After about one hour of sleep (note to Lisa: I do not snore. You heard yourself, ina dream!) and a nice hot shower, we went back to the airport with our (now) seven humongous bags and bins and various carry-ons and accoutrements. Check-in was very unique. No security on this one. Baggage overages cost around $500. MamaBabyHaiti sent lots of supplies with us, as it is the most efficient way of getting them there.

So, here we are.
Me, looking decidedly worse for wear.
And feeling it, let me tell you.
Lisa, my intrepid world traveler friend. 
Ashlin, a young thing with a big vision. 
And the mighty propeller, of which there were two. And I'm happy to report that they kept spinning all the way to Haiti! 
The airport at Cap Haitien is not a place that I would recommend arriving alone, or without people to meet you. The porters are crazily aggressive and demand their five pounds of flesh. Our people shepherded us to the waiting car and we got out of there without too much damage. Driving through the city was an adventure in itself. Roads are full of potholes, often just mud and rocks. People just hang out on the sides of the roads, watching as you drive past. Motorbikes, spewing fumes, and taptaps, the ubiquitous pickups crammed full of people, are the main sources of transportation.
I cannot say that Haiti is a joyful place. The glances that followed us were not friendly or even curious. I sense a lack of purpose, of any kind of thought for what happens beyond this moment in time. Cap Haitien itself is dirty and smelly and I can't imagine living in such a place. It is the second largest city in Haiti, but does not look very big from the air. There are no street signs and every road looks the same, differing only in the degradation of the surface.

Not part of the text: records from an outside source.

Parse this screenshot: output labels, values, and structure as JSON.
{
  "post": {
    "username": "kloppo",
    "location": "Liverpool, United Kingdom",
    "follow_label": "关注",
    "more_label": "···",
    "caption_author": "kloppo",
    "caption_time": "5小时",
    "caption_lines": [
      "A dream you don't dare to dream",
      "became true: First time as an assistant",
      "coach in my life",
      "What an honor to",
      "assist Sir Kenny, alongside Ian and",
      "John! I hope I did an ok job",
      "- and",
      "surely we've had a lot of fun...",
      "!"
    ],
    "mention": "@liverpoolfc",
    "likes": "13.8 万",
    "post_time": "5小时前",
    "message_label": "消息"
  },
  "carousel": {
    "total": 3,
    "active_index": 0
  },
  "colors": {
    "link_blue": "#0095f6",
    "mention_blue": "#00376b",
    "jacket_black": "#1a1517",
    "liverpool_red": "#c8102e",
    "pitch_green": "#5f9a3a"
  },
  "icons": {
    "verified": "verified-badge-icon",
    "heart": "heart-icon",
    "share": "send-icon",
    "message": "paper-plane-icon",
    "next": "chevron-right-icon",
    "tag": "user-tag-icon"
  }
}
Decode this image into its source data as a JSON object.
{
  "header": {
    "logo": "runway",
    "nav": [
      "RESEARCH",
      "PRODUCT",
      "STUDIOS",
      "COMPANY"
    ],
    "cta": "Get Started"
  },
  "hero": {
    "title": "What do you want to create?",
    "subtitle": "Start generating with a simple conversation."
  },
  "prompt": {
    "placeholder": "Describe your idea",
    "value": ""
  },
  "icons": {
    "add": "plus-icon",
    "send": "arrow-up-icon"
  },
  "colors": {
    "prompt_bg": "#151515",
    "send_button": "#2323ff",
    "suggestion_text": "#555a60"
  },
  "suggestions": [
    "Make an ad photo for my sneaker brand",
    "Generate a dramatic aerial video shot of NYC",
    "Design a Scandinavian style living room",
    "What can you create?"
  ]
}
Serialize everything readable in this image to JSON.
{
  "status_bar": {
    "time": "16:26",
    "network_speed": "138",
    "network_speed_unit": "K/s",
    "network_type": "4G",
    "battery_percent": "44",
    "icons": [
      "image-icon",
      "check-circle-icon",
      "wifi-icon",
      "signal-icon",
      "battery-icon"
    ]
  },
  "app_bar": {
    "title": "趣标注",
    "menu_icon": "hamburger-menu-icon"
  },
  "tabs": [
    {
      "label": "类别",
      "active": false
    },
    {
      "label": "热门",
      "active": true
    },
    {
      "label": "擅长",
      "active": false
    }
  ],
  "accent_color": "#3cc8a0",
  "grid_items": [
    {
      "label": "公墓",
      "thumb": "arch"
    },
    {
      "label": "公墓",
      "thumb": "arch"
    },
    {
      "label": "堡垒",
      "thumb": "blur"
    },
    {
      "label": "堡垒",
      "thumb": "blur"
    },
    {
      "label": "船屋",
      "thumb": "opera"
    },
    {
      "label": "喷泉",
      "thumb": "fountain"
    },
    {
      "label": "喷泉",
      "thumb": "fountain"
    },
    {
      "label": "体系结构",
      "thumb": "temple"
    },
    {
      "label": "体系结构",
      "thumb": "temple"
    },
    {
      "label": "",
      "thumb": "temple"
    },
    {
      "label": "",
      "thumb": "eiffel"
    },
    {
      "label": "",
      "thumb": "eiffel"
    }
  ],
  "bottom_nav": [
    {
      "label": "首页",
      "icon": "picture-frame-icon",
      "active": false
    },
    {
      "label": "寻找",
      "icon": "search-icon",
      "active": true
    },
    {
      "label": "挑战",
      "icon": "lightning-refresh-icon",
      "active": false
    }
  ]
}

We are in the village of Morne Rouge, which is green and tropical and has a certain beauty, if you can get past the cement and trash and the knowledge of the poverty and lack of enlightenment that hides behind every wall. The problems on this island are so immense and so ingrained into the psyche of its people that it boggles the mind. I've been reading everything I can get my hands on about Haiti. Knowing the history does lend some measure of understanding of the Haitians' plight, but it does not offer an easy solution.

I need to go to bed. Hopefully, tomorrow we will have electricity again and I can introduce you to the amazingly wonderful people who are manning this birth centre. Till then, nighty night, and say a "thank you" tonight for your clean water and your 24-hour-a-day electricity and all of the other trappings of civilization.